Huawei said that revenue loss from U.S. trade restrictions will hit it for about $10 billion, which is $20 billion less than initially feared, according to a report by Reuters.
In May, Washington placed Huawei on an Entity List that cut it off from U.S. technology and essential components over fears of spying from the company’s 5G technology and infrastructure. Huawei has vehemently denied those claims.
The original fear after the announcement of the restrictions was that Huawei wasn’t going to have any top line growth this year.
“It seems it is going to be a little less than that. But you have to wait till our results in March,” said Eric Xu, Huawei’s deputy chairman.
Xu was speaking at a conference about the company’s new AI chips.
Huawei has been making adjustments after the announcement, and it’s preparing for a “worst case” scenario, where it has to develop its own operating system in case it can’t use Android, which is made by Google.
The company is doing better than expected though, Xu said.
“But a (sales) reduction of more than $10 billion could happen,” he said.
The company’s consumer business group had revenue of 349 billion yuan last year.
Huawei has seen a jump in sales from not only promotions, but patriotic purchases in the country — and it’s jumped almost a third above a year ago this quarter, to a record high. The surge helped to offset the slump that Huawei is experiencing around the globe.

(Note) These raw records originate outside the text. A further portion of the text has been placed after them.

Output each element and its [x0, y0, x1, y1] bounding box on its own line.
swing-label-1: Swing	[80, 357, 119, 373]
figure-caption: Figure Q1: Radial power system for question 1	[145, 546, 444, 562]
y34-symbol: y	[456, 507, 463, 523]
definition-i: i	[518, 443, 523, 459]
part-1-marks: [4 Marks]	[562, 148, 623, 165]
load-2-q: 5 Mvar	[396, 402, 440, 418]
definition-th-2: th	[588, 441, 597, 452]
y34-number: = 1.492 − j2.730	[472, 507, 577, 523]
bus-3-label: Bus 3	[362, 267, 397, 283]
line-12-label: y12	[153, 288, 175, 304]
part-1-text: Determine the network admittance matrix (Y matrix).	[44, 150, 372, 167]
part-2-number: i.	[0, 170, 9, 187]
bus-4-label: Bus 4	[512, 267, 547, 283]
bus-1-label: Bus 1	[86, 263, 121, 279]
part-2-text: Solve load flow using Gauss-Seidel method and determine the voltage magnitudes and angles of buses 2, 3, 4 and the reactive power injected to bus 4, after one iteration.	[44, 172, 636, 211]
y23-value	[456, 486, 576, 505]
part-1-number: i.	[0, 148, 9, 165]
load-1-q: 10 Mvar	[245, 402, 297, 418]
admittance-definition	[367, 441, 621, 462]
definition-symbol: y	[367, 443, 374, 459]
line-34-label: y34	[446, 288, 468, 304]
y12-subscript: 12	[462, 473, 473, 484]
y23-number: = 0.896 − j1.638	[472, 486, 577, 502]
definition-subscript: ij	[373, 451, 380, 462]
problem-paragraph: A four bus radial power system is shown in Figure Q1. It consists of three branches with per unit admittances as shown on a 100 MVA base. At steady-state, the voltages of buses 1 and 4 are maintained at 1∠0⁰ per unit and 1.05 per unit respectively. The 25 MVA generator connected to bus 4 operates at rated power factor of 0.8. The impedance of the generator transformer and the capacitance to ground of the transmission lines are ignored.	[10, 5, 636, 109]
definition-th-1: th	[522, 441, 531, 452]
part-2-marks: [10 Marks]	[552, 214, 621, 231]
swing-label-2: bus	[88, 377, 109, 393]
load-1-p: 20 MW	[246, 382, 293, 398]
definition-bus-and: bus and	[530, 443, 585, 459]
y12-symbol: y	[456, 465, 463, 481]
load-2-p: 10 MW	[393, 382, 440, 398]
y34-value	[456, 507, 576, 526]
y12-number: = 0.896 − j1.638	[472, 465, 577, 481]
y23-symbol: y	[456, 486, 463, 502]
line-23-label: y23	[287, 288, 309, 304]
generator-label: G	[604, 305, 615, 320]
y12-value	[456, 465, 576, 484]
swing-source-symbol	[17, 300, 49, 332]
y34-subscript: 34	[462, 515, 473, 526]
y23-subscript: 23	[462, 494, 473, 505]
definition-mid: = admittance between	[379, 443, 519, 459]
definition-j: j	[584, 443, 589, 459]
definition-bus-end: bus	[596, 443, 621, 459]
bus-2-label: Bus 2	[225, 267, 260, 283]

Washington also offered Huawei a sort of reprieve this week, saying that it’s going to let Huawei buy from U.S. companies as needed to supply its existing customers. Even while offering this pseudo olive branch, the U.S. government added 40 of Huawei’s products to its own economic blacklist.
In response, Huawei said that the so-called reprieve was “meaningless” and that its workers were “fully prepared” to not only work with but live with the ban.